Itu sebabnya, diakui Shaleh, baik secara moral maupun kualitas pemahaman tentang jurnalistik, dirinya sering berbenturan dengan beberapa oknum wartawan di Aceh. Terutama yang menghalalkan berbagai cara untuk meraih keuntungan pribadi maupun kelompok.

“Insha Allah, walau saya dipecat dan Kartu UKW PWI saya dicabut. Sebagai seorang muslim, saya tetap tak akan menghalalkan “daging babi” untuk dimakan, walau saat disembelih mengucapkan; basmallah (bismillahirrahmanirrahim),” kata Shaleh bertamsil.

Menurut dia, praktik menghalalkan segala cara itulah yang terus terjadi di Aceh. Terutama dari oknum wartawan yang mengantungkan hidupnya dari memfitnah dan berkolaborasi dengan pengusaha hitam dan penguasa zhalim.

Nah, terkait putusan Dewan Pers (DP), menurut Shaleh, merupakan putusan sepihak yang tidak didasari atas azaz equality of right atau persamaan hak.

“Sebab, keseluruhan proses yang dilakukan sejak polemik bergulir dari PWI sampai keluarnya putusan tersebut, merupakan rangkaian proses yang tidak berimbang. Keseluruhan keterangan, penjelasan dan alat bukti yang kami ajukan dengan serta merta diabaikan dan sama sekali tidak dipertimbangkan,” ungkap Shaleh.

Sebagai institusi yang berhasrat “mengadili” sengketa yang terjadi dalam praktik jurnalistik. Melalui putusannya tersebut menunjukkan bahwa, DP tidak memenuhi syarat lembaga “peradilan” karena secara nyata mengabaikan azaz imparsialitas dalam menangani sengketa.

“Jadi memang keputusan sudah disiapkan. Konfirmasi yang dilakukan PWI dan DP terkesan hanya untuk menjalankan mekanisme dan memenuhi prosedur. Sebab, dalam seluruh proses pemeriksaan sampai dengan putusan mengabaikan perlakuan yang adil kepada kepada kami selaku pihak yang berkepentingan”.

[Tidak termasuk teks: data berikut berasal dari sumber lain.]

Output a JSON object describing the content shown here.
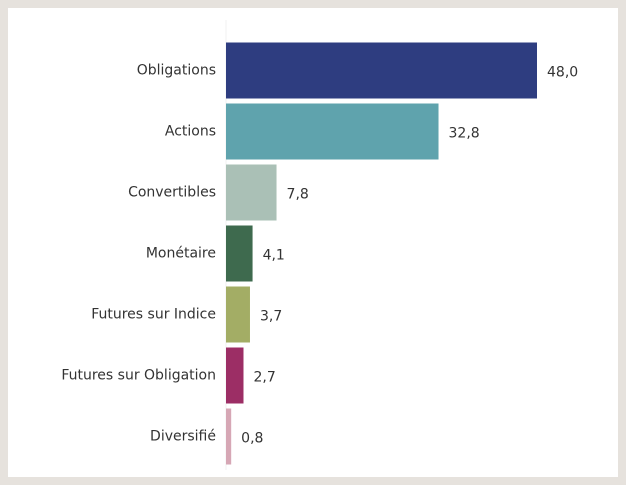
{
  "chart_data": {
    "type": "barh",
    "categories": [
      "Obligations",
      "Actions",
      "Convertibles",
      "Monétaire",
      "Futures sur Indice",
      "Futures sur Obligation",
      "Diversifié"
    ],
    "values": [
      48.0,
      32.8,
      7.8,
      4.1,
      3.7,
      2.7,
      0.8
    ],
    "value_labels": [
      "48,0",
      "32,8",
      "7,8",
      "4,1",
      "3,7",
      "2,7",
      "0,8"
    ],
    "colors": [
      "#2e3d80",
      "#5fa3ad",
      "#aac0b6",
      "#3e6a4e",
      "#a3ad65",
      "#9c2e65",
      "#d6a7b5"
    ]
  }
}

Tak hanya itu, tegas Shaleh. Putusan PWI dan DP tidak mempengaruhi praktik, independensi dan kompetensi jurnislitik yang sudah puluhan tahun dia tekuni secara terus menerus.

“Semua itu saya pertanggungjawabkan kepada Tuhan Yang Maha Esa dan publik sebagai pemilik sah kedaulatan jurnalistik,” sebut Shaleh.

Keyakinan m.oral itu diperkuat saat Konferensi Provinsi ke XI PWI Aceh di Anjong Mon Mata, Kompleks Meuligo Gubernur Aceh di Banda Aceh, Kamis, 3 Desember 2015 lalu.

Ada sekitar seratusan lebih anggota PWI Aceh menolak pemecatan dirinya. Itu terjadi dihadapan utusan PWI Pusat Atal Dapari yang saat ini menjadi Ketua PWI Pusat.

“Dengan berbagai kelemahan yang saya miliki. Biarlah kawan-kawan wartawan dan rakyat Aceh yang menilai secara hati nurani. Dari mana awalnya dan bagaimana proses akhirnya kasus yang saya hadapi. Jangankan pemecatan, teror granat pun sudah kami hadapi untuk mewartakan informasi apa adanya kepada publik. Saya yakin, ada hikmah Allah SWT dibalik semua ini,” kata Shaleh.